ALICE NELLA CITTA' 23 - SQUALI di Daniele Barbiero
«
Gli squali devono continuare a muoversi se vogliono respirare, e anche noi». Con queste parole, Anna (
Ginevra Francesconi) incoraggia Max (
Lorenzo Zurzolo) ad accettare la proposta del manager Robert Price (
James Franco), statunitense che guida un incubatore di start-up a Roma.
L’uomo è intenzionato a sviluppare l'app che il ragazzo ha ideato per aiutare i suoi coetanei a capire cosa fare nella vita. Il giovane è combattuto fra l’amore per la ragazza, il progetto con i compagni di sempre di fare un viaggio in Spagna dopo la maturità e l'ansia di fare subito la scelta giusta. Ma qual è questa scelta? È davvero importante iniziare a correre immediatamente?
Sulle prime, Max esita — com’è anche normale a 19 anni — ma poi cede alle lusinghe del Capitale e si prende troppo sul serio. In poco tempo si immerge nella routine di un mondo di cui vede solo una faccia, accorgendosi però presto che non è tutto oro quel che luccica, anche grazie all’aiuto della fotografa Miriam (
Greta Fernández) e del programmatore Jona (
Francesco Gheghi), il quale si licenzia dopo un alterco con
Price, sotto gli occhi del protagonista, e avrà in seguito molte cose da raccontare.
“
Squali” è diretto dall’esordiente
Daniele Barbiero e tratto dall’omonimo romanzo di quel Giacomo Mazzariol che si era già fatto notare con “Mio fratello rincorre i dinosauri”, da cui il riuscito film del 2019 di Stefano Cipani, un’altra opera prima.
Prodotto con lo stesso Franco nel ruolo di executive, è un film semplice ma non banale, che solleva a più riprese questioni di attualità e complessità notevoli, come l’ansia da prestazione e la depressione performativa in un presente che non si ferma davanti a niente e nessuno pur di continuare a produrre ricchezza.
Non importa se il business si è spostato nella realtà digitale: le persone hanno dei bisogni, e qualcuno glieli deve pur vendere. Price – un nome, un'idea di mondo - «crede in quello che fa», afferma Jona. Ed è questo il vero problema: con i dogmi non si ragiona.
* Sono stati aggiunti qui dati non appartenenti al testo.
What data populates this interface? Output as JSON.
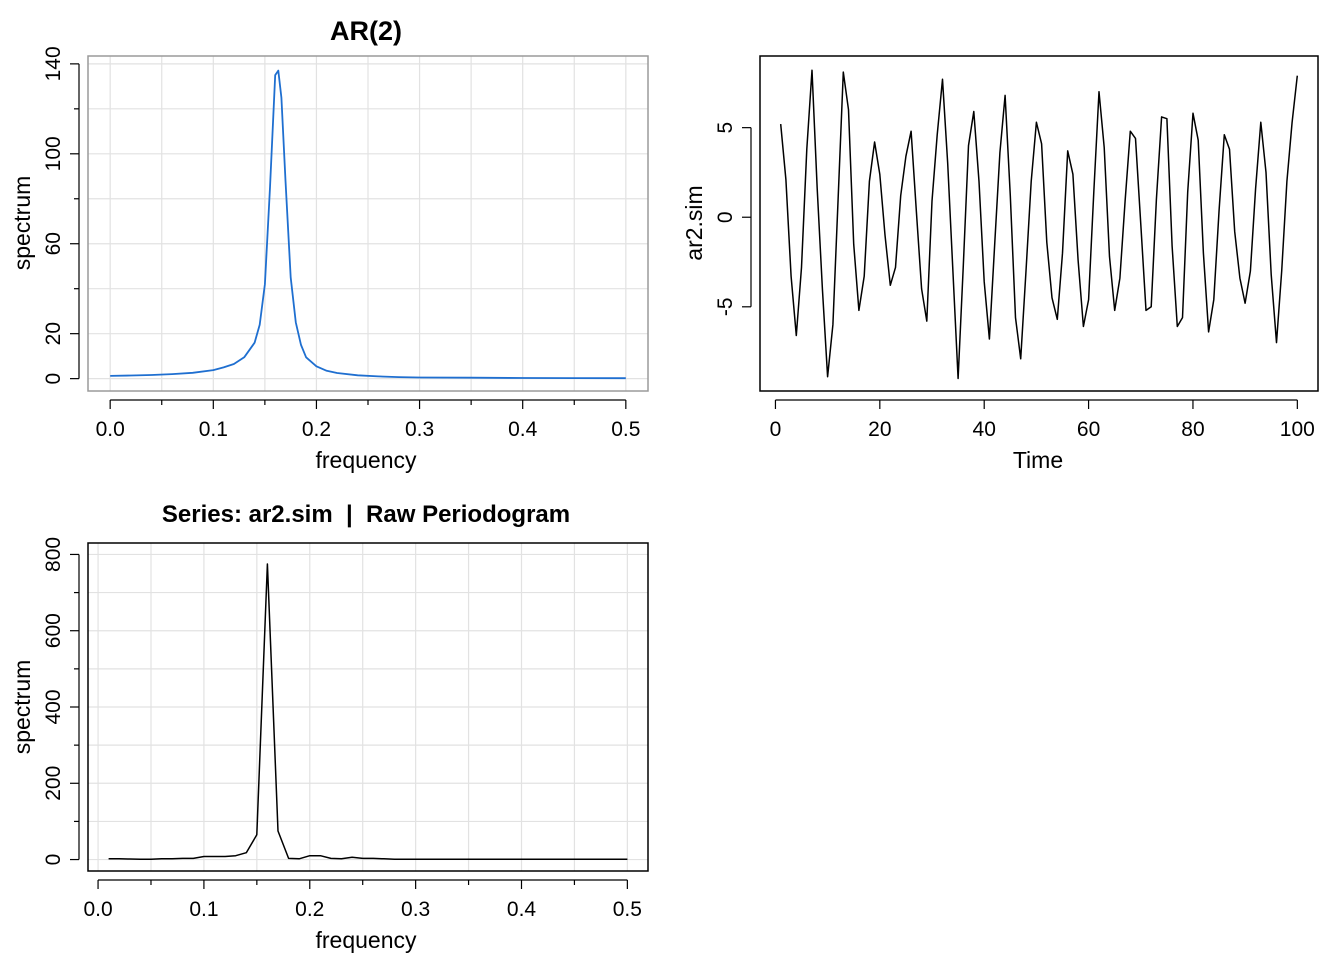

Non è un caso se all’ingresso dell’EPark — una sorta di città nella città, nello stile tipico della Silicon Valley, nella quale l’americano detta legge come uno sceriffo-giudice del West — campeggiano sette comandamenti perentori come un discorso di Steve Jobs. Chi viola anche uno solo di quei principi non è degno di partecipare all’invenzione del futuro secondo la visione di Rob.
L’operazione, nell’insieme, è anche lodevole: tenta strade nuove o comunque più vicine al cinema indie d’oltreoceano, nello stile di “The Circle” (2017), tratto dal romanzo di Dave Eggers. Ma il film è spesso rallentato da trovate un po’ stantie, come lo sguardo in macchina di Max nei momenti emotivamente cruciali o la messaggistica su schermo. Soluzioni di scrittura e regia facili e non particolarmente gradevoli all’occhio, che richiamano certe storture di un cinema italiano giovanilistico di una ventina d’anni fa, quando i device fecero la loro comparsa nel nostro quotidiano. Così come risulta sbrigativo il passaggio sulla crisi dell'amico Filippo (
Francesco Centorame), aspirante musicista che non riesce a relazionarsi con le pressioni sociali.
Nel complesso, quindi, manca coesione estetica, un polso forte, una direzione sicura nella linea rappresentativa. Il tutto però si regge degnamente su un buon cast di giovani talenti e su una certa intuitività nel montaggio delle immagini “amiche”, in particolare di Anna, seppure ancora troppo oggetto del desiderio di uno sguardo maschile derealizzante. Visioni che agiscono sull’inconscio del ragazzo durante la sua permanenza romana per fargli capire che, in quella provincia profonda — in questo caso veneta — da cui sembra obbligatorio scappare per realizzarsi, lo aspetta un’alternativa.